2. Pick up the paint. Insist on the water-soluble kind. This will be extremely important to your future happiness.

3. Tell the children to put on sloppy clothes to wear while painting. Try not to mind that one kid's idea of "sloppy" is the hand-knit smock your great-aunt spent months creating (which does look, unfortunately, like something that pre-dates Van Gogh), and your idea of sloppy is a pair of cut-off jeans and a 10-year-old T-shirt imprinted with the Coca-Cola logo in Hebrew.

4. Try to wear out the children with preparations. Tape the window edges and the mirror borders; remove the smaller furniture and push the rest into the centre of the room; cover the floor with old sheets (this will make you feel better, but it won't help). But note that your children will probably not want to waste any time at all on preparations if the paint is in the house and visible. Leave it in the car until the last moment.

5. Throw the dog out of the room. Maxim: the longer the dog's hair, the more paint it will attract. This is true of children also.

6. Bring the paint in and distribute the brushes. Adults get rollers and trim brushes; medium-to-small children get medium-to-small brushes. Give each child his or her own small container of paint (this saves mayhem, wars and drips) and assign each one a separate open expanse of wall. This will keep them happy, occupied and feeling involved for 10, maybe, if you're lucky, 15 minutes. Try to finish the rest of the room in that time.

7. Follow behind the children and wipe the (hopefully) still wet paint off of the light switch, fan switch, door knob and mezuzah cover.
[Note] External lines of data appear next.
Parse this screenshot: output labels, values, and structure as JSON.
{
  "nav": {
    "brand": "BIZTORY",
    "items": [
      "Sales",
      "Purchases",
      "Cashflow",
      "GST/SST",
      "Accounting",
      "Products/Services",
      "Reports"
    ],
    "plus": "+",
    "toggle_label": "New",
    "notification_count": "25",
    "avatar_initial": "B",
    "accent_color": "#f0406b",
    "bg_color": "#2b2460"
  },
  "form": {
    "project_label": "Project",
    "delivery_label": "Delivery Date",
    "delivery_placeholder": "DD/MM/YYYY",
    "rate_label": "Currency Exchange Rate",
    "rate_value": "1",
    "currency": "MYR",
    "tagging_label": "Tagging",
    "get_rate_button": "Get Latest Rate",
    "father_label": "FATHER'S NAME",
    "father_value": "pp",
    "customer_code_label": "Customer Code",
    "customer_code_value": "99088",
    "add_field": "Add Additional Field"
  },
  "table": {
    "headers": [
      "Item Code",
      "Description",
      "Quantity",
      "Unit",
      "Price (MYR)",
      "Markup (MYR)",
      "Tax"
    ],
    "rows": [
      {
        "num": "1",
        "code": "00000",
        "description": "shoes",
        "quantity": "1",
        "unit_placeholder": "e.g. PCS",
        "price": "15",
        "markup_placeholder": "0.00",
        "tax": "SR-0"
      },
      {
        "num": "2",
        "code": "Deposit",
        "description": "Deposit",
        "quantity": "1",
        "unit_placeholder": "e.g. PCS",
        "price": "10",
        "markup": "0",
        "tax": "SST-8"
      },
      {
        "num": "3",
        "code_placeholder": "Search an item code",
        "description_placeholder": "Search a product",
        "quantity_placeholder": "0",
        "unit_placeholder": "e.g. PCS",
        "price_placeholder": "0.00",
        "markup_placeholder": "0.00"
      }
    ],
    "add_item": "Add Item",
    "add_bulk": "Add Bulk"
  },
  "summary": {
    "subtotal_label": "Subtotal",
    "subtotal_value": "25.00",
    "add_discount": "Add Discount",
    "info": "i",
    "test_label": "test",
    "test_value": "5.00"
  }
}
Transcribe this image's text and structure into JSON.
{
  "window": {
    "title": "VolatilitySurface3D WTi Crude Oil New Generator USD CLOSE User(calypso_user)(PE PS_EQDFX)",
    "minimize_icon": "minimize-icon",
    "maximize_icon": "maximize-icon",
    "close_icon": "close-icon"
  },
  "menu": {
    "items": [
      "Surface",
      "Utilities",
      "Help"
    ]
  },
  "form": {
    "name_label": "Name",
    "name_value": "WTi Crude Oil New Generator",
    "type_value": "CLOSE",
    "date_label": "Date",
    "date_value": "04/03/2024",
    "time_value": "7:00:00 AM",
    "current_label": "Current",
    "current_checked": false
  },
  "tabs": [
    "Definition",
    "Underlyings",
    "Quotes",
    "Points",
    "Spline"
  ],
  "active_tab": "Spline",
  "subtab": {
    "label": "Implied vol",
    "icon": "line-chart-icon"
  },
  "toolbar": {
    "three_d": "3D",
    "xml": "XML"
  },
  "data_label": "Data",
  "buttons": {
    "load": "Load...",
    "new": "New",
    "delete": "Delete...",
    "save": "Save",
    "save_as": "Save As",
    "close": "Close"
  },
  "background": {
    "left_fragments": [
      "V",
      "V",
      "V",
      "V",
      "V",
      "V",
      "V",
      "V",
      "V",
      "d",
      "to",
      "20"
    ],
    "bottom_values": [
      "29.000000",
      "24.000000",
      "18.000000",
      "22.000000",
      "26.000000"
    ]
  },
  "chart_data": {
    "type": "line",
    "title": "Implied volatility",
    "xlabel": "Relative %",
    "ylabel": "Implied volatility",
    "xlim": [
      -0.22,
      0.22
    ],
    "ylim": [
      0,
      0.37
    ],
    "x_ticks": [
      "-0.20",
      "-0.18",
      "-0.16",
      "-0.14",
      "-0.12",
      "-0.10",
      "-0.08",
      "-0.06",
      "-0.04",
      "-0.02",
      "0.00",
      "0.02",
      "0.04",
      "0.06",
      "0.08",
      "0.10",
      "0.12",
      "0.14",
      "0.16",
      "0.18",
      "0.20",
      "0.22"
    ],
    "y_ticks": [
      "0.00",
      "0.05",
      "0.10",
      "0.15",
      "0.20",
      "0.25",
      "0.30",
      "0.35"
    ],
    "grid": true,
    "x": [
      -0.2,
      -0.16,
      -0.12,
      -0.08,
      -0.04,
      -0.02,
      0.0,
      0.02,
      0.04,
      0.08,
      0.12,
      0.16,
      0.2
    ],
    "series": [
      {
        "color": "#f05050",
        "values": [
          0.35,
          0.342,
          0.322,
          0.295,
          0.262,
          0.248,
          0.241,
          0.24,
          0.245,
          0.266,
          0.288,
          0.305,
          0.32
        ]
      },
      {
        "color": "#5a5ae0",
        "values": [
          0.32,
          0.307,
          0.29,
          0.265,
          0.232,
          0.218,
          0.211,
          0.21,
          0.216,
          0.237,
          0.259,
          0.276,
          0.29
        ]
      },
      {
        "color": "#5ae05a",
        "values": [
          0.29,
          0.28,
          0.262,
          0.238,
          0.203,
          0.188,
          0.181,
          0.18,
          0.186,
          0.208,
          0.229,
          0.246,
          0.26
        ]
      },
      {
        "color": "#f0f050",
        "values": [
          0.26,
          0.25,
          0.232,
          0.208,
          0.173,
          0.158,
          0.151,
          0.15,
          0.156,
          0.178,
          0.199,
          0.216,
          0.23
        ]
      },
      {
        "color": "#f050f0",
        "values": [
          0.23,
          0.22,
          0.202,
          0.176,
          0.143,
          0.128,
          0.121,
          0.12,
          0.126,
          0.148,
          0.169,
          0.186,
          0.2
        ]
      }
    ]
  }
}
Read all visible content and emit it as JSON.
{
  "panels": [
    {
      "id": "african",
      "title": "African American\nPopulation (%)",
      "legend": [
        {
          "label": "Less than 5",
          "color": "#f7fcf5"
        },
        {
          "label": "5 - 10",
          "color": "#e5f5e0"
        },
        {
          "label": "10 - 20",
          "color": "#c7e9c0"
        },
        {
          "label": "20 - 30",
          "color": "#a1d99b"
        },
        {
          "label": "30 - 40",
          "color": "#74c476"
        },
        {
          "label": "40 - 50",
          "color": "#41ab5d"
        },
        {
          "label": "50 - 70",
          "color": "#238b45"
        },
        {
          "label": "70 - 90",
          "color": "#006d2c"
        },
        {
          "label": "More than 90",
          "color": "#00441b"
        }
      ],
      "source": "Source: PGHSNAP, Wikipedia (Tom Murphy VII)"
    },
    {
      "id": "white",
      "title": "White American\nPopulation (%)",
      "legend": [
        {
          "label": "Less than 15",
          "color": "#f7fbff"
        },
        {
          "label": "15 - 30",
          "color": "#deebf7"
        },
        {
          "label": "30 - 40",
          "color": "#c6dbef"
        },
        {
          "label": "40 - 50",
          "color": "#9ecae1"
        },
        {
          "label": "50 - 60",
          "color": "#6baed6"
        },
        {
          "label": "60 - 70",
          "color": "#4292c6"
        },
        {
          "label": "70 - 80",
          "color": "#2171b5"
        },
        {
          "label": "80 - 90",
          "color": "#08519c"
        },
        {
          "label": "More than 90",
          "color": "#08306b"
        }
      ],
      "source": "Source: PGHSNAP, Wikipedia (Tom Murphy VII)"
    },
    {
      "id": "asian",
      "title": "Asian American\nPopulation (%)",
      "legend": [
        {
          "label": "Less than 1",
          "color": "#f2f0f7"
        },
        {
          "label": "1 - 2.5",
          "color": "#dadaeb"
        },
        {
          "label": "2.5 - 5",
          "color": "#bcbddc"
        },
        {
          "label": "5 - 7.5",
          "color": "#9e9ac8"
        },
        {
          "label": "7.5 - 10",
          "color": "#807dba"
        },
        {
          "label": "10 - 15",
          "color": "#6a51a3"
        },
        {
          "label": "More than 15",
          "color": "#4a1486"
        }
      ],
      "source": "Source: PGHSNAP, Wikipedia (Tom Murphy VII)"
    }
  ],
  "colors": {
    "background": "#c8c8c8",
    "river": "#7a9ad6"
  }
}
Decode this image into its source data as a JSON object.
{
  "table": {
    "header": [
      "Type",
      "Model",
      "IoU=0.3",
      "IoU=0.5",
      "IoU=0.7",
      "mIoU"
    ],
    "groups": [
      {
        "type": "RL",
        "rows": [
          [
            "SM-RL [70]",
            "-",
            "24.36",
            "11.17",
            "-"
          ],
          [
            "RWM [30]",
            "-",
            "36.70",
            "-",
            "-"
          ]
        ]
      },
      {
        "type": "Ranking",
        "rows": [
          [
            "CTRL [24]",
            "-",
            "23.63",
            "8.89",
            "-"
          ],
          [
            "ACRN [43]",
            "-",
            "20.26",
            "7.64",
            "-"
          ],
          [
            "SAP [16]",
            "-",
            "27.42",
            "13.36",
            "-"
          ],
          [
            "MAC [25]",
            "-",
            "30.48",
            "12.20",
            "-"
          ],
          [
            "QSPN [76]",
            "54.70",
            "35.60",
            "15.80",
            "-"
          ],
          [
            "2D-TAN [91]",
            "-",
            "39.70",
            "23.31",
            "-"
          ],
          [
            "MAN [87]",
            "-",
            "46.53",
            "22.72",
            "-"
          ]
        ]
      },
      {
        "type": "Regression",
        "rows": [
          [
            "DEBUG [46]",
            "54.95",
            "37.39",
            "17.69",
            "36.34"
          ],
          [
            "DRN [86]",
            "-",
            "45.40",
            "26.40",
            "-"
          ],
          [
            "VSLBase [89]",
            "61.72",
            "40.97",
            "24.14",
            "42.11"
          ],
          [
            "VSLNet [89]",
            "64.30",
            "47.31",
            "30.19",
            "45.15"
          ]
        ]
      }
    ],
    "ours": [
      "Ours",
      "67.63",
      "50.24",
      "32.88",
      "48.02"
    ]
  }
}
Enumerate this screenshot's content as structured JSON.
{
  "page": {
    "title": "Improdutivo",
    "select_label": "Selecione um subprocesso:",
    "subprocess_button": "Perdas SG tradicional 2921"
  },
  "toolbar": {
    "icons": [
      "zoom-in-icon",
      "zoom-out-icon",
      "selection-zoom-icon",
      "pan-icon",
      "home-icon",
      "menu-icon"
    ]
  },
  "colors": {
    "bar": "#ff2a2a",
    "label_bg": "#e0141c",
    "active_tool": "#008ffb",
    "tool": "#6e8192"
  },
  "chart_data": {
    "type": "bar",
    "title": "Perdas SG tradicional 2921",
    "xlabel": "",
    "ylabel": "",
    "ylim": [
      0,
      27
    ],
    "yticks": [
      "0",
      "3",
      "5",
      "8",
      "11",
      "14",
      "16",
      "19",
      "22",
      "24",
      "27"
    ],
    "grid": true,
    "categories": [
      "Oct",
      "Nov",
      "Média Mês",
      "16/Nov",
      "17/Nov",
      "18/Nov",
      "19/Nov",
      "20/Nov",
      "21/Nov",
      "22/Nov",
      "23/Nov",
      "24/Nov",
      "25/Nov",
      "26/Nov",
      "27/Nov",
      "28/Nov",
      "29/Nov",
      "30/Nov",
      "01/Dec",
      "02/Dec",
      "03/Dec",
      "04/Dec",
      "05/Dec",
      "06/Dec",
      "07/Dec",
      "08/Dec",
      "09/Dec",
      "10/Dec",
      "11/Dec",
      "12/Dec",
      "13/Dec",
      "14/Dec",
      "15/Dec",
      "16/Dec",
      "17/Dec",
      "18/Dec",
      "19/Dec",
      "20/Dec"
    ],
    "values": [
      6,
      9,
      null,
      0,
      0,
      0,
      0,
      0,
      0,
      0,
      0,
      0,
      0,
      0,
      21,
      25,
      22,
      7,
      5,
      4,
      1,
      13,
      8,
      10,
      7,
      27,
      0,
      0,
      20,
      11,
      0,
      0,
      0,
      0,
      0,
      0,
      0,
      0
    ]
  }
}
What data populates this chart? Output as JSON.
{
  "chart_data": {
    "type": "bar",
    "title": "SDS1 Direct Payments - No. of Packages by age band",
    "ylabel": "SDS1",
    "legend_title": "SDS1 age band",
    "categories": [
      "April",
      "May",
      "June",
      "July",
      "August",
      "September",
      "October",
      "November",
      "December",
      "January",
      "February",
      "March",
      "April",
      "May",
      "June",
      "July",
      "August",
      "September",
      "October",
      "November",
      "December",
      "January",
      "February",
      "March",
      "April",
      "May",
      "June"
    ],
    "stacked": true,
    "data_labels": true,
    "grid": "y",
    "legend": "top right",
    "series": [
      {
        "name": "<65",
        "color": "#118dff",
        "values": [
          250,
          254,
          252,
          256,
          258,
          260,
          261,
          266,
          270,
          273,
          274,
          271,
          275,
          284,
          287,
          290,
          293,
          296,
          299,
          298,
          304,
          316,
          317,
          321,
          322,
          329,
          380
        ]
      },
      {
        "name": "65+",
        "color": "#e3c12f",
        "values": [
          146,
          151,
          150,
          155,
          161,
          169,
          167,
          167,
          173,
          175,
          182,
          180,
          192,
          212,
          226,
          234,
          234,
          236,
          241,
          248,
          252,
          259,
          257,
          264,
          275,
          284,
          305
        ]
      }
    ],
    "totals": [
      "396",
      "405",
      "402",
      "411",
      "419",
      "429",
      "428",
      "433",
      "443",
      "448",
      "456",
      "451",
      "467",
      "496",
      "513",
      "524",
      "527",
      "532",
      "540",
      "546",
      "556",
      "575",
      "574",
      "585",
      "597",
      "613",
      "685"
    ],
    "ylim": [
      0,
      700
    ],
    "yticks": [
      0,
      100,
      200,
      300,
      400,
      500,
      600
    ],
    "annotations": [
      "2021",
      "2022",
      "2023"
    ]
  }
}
Of these items, only the me-zuzah cover – which is hard plastic anyway – will survive this experience. The door knob will never turn again and the switches will have to be replaced at great expense, but don't think about that now.

8. As the children tire of painting the walls, the woodwork, the window and themselves, create an easy way out for them. The route should go through the bathtub. If you let them into the rest of your house while they are still covered with paint, you better be sure you really love the color because you will be seeing it everywhere for some time to come. The worst damage of this type results when a barefooted child drips paint on the floor (the drop cloth sheets are now sodden and bunched in the corner), steps in the drip and then has to run to the kitchen for a strawberry yogurt, right at that moment.

9. Put a video tape on for the children and finish the room. At this point, we called in reinforcements because devoted sisters-in-law and older cousins will do baseboards, door frames and general tidying up, but children will not.

10. Since you didn't spend money on a painter, spend it on a babysitter. Take your helpful relatives out for a small libation and a good meal. Meanwhile, the sitter will put the children to sleep in your bed because their rooms still reek of paint. Never mind. By the time you get home, you'll be so tired and your back will be so sore that you won't care where you sleep.

Believe me, the fumes won't bother you at all.

Freelance writer Erica Meyer Rauzin lives in a messy house in Miami Beach, but the food is pretty good, so no one complains.